# Filters



## ErraticToad (Jul 20, 2005)

Hi all,

Back again .... been so busy since I joined the forums that I really haven't had much time to post.

Anyway - my perennial issue of green water (not the stringy stuff) is back, so wanted to try and find the time and money if needed to resolve this. As some may remember I have inherited this pond on purchase of the house and it really has never been clear in the 2 and a bit years I've been here.

Today I decided to look at the filter and when I took the lid off was surprised at what wasn't in there. In short it is this huge box with a lot of green plastic things and a big piece of sponge - manky looking at that. Is this right?

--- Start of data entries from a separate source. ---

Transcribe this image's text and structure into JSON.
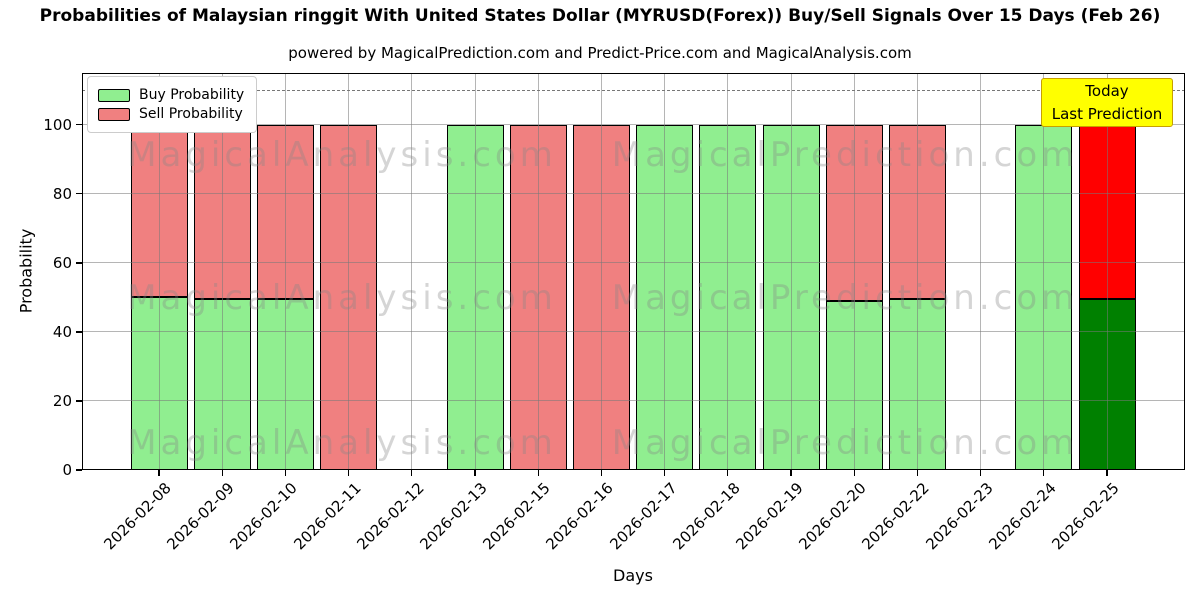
{
  "page": {
    "title": "Probabilities of Malaysian ringgit With United States Dollar (MYRUSD(Forex)) Buy/Sell Signals Over 15 Days (Feb 26)",
    "subtitle": "powered by MagicalPrediction.com and Predict-Price.com and MagicalAnalysis.com"
  },
  "chart_data": {
    "type": "bar",
    "stacked": true,
    "title": "Probabilities of Malaysian ringgit With United States Dollar (MYRUSD(Forex)) Buy/Sell Signals Over 15 Days (Feb 26)",
    "xlabel": "Days",
    "ylabel": "Probability",
    "categories": [
      "2026-02-08",
      "2026-02-09",
      "2026-02-10",
      "2026-02-11",
      "2026-02-12",
      "2026-02-13",
      "2026-02-15",
      "2026-02-16",
      "2026-02-17",
      "2026-02-18",
      "2026-02-19",
      "2026-02-20",
      "2026-02-22",
      "2026-02-23",
      "2026-02-24",
      "2026-02-25"
    ],
    "series": [
      {
        "name": "Buy Probability",
        "color": "#90ee90",
        "values": [
          50,
          49.5,
          49.5,
          0,
          0,
          100,
          0,
          0,
          100,
          100,
          100,
          49,
          49.5,
          0,
          100,
          49.5
        ]
      },
      {
        "name": "Sell Probability",
        "color": "#f08080",
        "values": [
          50,
          50.5,
          50.5,
          100,
          0,
          0,
          100,
          100,
          0,
          0,
          0,
          51,
          50.5,
          0,
          0,
          50.5
        ]
      }
    ],
    "today_bar": {
      "index": 15,
      "buy_color": "#008000",
      "sell_color": "#ff0000"
    },
    "yticks": [
      0,
      20,
      40,
      60,
      80,
      100
    ],
    "ylim": [
      0,
      115
    ],
    "reference_line_y": 110,
    "grid": true,
    "legend_position": "upper-left",
    "bar_edge_color": "#000000"
  },
  "annotation_box": {
    "line1": "Today",
    "line2": "Last Prediction",
    "bg_color": "#ffff00"
  },
  "watermarks": {
    "left_text": "MagicalAnalysis.com",
    "right_text": "MagicalPrediction.com"
  }
}
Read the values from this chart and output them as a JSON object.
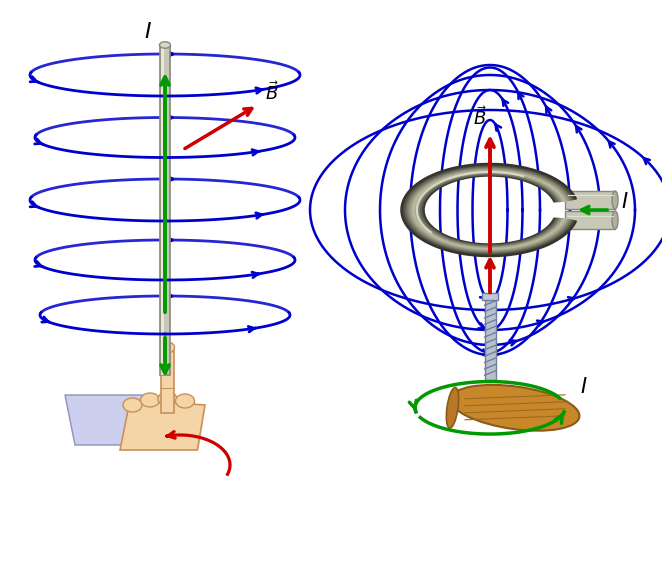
{
  "background_color": "#ffffff",
  "fig_width": 6.62,
  "fig_height": 5.65,
  "dpi": 100,
  "colors": {
    "blue": "#0000cc",
    "green": "#009900",
    "red": "#cc0000",
    "wire_fill": "#c8c8b8",
    "wire_edge": "#888877",
    "ring_dark": "#3a3a3a",
    "ring_mid": "#888880",
    "ring_light": "#c8c8b8",
    "hand_skin": "#f5d5a8",
    "hand_edge": "#c8905a",
    "sleeve": "#ccd0ee",
    "wood_fill": "#c8882a",
    "wood_edge": "#8b5a1a"
  }
}
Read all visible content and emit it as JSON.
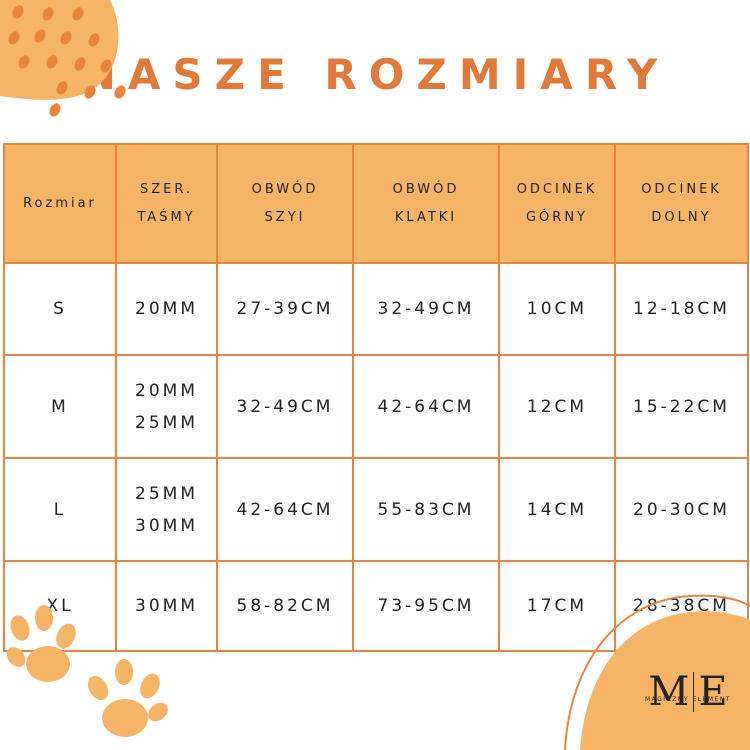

On top is the UV filter but need to know how to check if that is working or not.

Do I need new sponge, new whatever???

Please advise.


----------



## ErraticToad (Jul 20, 2005)

Anyone give any advice ??


----------



## ErraticToad (Jul 20, 2005)

Please?

I don't know what I'm supposed to be looking at with regards the filter .... can someone advise about filters?


----------



## Barb (Jun 25, 2006)

Hi,

I am new here, and new to a pond myself. I just dug mine about two months ago. I'm not sure what kind of filter you have, but I know mine needs to be changed/cleaned every week or two. Is there any kind of writing on your filter that would give you a brand name?


----------



## KiltyONeal (Jan 25, 2006)

If your pond gets plenty of light, you may want to try some floating plants like water hyacinth and water lettuce. I use both in my ponds and they clear up the water in a very short time.


----------



## Damon (Jan 18, 2005)

I would also suggest those plants as well as anacharis and possible hornwort. Aquabid usually has them for great prices. Does your pond have livestock?


----------



## MarineFish (Mar 6, 2006)

plants,plnats and more plants

and get a fishmate uv+bio they are great!!


----------



## Dr Joe (Jun 28, 2006)

Can you post pics of your pump and filter. It would be easier to help you.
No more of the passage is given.